Some Obama products can be personalized with your own name. Web site DemocraticStuff.com, operated by Greenville, Ohio-based Tigereye Design, is selling personalized buttons, banners and rally signs. The Obama campaign is cashing in with sales of commemorative mugs and victory T-shirts; proceeds go to the Democratic National Committee.
Ads for the 22-carat-gold-trimmed Obama “Victory Plate” — a “priceless work of art” that sells for US$19.99 plus shipping and handling — have bombarded many cable TV viewers.
“His confident smile and kind eyes are an inspiration to us all,” a narrator says on the commercial.
Imprinted with the election-day electoral vote and the message “Change Has Come,” the plate also comes with a special certificate. The company behind the Obama plate, Fairfield, New Jersey-based TeleBrands Corp, is the same group that sells “As Seen on TV” products such as the PedEgg pedicure device and the Stick Up Bulb.
Newspapers also smelled an opportunity because so many papers sold out after the election, said Cathy Trost, the exhibits chief at the Newseum.
The Washington Post is offering tote bags, clothing and a coffee mug with images of its day-after-election front page; prices range from US$10 to US$43.
On Inauguration Day, the paper will print a special advertising section, “Welcome to the White House,” that lets people submit personal messages to the new president for US$10.
The New York Times has even more items for sale — and at New York prices. Photographs of Obama go for US$200 (just the basic) to as much as US$1,129 for a framed print signed by the photographer.
The Newseum also is selling Obama merchandise, including a poster with 25 newspaper front pages about Obama’s election.
“It reminded people of how important newspapers really are,” Trost said.
Capitalizing on the new president’s image is nothing new.
“Historically, Americans have been making and selling commemorative inauguration material, souvenirs, since George Washington’s time,” said Larry Bird, a curator at the National Museum of American History.
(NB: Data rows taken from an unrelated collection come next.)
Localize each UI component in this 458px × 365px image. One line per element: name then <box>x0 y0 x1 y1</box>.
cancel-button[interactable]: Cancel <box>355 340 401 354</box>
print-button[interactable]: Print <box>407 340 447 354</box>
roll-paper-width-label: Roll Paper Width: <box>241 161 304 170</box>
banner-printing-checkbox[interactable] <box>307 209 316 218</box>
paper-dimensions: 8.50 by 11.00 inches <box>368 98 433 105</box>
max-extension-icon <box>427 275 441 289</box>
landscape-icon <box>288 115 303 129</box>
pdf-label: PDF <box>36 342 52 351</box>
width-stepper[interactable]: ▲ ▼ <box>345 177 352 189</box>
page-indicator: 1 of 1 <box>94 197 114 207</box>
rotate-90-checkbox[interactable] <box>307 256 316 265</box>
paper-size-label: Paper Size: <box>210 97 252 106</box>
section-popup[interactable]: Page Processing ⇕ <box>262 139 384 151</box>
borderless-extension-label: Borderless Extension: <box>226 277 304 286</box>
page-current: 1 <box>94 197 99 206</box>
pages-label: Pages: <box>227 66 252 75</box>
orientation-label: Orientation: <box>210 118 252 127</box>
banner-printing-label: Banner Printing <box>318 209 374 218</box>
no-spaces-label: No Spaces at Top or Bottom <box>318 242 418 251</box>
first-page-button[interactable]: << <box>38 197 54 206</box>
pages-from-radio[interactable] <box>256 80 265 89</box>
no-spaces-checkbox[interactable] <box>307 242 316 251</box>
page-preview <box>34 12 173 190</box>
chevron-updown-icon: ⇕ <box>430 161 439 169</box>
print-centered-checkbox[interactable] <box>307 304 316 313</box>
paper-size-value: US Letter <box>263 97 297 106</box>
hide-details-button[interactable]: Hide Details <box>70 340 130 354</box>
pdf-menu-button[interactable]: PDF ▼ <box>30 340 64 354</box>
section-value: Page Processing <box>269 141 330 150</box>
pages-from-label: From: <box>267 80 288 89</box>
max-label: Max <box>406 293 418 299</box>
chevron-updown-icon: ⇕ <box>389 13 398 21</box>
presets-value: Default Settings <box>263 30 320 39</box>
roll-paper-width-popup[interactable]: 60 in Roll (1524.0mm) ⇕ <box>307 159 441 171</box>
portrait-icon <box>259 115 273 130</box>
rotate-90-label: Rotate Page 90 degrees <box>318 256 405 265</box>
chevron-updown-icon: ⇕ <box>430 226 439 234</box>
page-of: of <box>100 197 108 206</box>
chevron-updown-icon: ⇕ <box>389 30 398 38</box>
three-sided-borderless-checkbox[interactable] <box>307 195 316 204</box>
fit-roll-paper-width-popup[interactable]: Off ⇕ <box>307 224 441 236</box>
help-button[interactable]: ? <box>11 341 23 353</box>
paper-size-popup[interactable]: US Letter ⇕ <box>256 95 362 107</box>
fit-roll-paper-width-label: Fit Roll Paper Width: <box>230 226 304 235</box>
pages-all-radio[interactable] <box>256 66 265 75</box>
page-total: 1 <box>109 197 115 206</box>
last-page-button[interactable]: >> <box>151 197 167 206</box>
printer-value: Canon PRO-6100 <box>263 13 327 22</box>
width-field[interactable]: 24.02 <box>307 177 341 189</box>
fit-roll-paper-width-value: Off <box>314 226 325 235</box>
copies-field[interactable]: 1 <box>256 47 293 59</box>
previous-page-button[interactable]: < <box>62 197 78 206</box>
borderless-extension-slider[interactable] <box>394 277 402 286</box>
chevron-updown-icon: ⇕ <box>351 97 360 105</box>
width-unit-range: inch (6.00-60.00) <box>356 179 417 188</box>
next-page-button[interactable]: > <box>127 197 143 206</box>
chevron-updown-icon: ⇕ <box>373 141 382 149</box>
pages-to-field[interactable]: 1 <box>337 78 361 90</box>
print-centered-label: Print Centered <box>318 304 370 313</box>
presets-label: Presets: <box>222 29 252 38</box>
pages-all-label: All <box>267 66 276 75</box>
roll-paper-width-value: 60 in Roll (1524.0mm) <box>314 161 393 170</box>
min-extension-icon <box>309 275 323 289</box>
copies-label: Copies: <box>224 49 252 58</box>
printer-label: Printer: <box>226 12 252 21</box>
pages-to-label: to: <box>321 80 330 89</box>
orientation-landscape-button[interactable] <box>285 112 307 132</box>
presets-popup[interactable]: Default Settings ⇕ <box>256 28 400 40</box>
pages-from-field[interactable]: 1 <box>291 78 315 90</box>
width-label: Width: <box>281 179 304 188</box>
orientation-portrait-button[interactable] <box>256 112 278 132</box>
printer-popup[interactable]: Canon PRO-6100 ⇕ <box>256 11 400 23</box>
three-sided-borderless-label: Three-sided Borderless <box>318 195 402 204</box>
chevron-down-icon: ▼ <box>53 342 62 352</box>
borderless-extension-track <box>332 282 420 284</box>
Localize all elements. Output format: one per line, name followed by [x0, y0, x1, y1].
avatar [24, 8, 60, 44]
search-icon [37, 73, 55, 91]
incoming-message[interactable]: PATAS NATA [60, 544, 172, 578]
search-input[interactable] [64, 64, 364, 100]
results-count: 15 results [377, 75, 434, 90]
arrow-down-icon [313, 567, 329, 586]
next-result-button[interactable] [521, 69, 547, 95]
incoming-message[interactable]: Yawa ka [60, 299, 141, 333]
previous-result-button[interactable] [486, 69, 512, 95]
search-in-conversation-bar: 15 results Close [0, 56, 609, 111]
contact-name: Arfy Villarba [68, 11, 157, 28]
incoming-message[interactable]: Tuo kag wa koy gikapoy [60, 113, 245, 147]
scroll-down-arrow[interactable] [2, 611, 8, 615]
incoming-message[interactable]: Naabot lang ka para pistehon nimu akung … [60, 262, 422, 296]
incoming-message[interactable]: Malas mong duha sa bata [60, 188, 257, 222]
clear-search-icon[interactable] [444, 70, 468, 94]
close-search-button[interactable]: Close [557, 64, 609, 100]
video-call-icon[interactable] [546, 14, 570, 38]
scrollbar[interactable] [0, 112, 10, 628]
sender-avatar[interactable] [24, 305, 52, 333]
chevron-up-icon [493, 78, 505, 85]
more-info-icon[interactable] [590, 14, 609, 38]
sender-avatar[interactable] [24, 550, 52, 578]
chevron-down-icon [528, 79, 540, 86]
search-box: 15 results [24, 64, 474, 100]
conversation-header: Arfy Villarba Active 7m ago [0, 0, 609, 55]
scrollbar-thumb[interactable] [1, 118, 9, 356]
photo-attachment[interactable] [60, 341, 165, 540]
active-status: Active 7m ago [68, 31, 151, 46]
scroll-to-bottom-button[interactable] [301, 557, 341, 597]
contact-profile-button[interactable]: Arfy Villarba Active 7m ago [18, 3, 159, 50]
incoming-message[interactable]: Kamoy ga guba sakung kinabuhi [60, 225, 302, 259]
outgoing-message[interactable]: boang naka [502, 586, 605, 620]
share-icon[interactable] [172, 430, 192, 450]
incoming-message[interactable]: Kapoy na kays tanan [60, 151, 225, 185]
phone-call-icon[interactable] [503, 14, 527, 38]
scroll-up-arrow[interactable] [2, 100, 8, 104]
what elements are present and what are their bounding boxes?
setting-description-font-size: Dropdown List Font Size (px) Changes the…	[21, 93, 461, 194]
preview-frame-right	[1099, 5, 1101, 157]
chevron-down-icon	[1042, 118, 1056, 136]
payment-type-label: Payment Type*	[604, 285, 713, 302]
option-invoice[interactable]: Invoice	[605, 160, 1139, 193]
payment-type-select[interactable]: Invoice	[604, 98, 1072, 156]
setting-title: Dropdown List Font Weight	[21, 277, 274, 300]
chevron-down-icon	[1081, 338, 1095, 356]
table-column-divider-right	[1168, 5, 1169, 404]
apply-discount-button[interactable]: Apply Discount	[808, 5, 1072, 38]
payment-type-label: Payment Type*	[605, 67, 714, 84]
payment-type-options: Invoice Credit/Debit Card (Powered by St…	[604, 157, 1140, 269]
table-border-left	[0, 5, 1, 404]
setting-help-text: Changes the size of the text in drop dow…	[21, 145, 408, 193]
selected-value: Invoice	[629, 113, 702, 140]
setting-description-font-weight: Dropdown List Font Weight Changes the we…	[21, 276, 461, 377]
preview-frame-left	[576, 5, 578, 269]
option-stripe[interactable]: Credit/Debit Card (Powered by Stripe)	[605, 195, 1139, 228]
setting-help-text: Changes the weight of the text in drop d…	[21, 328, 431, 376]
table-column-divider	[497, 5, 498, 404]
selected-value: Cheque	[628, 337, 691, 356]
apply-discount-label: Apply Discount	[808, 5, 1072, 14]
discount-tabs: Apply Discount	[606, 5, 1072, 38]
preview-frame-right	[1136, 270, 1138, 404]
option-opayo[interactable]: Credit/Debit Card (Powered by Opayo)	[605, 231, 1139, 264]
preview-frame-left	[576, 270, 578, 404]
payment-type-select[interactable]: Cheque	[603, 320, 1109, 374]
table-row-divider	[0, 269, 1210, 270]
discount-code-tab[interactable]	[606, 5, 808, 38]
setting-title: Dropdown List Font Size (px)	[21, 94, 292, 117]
The museum has a button from Washington’s inauguration and a banner dating to Thomas Jefferson’s swearing-in in 1801 that says: “John Adams is No More.”
The museum, part of the Smithsonian Institution, already has acquired an Obama action figure from its creator and campaign materials from the past year. Over the years, manufacturers have improved technology to the point that they can produce faster than ever, which helps explain the crush of new Obama tchotchkes just after the election, Bird said.
“If you think about it, anybody can make a button,” Bird said. “Anyone can make a poster ... And anybody can accept a credit card.”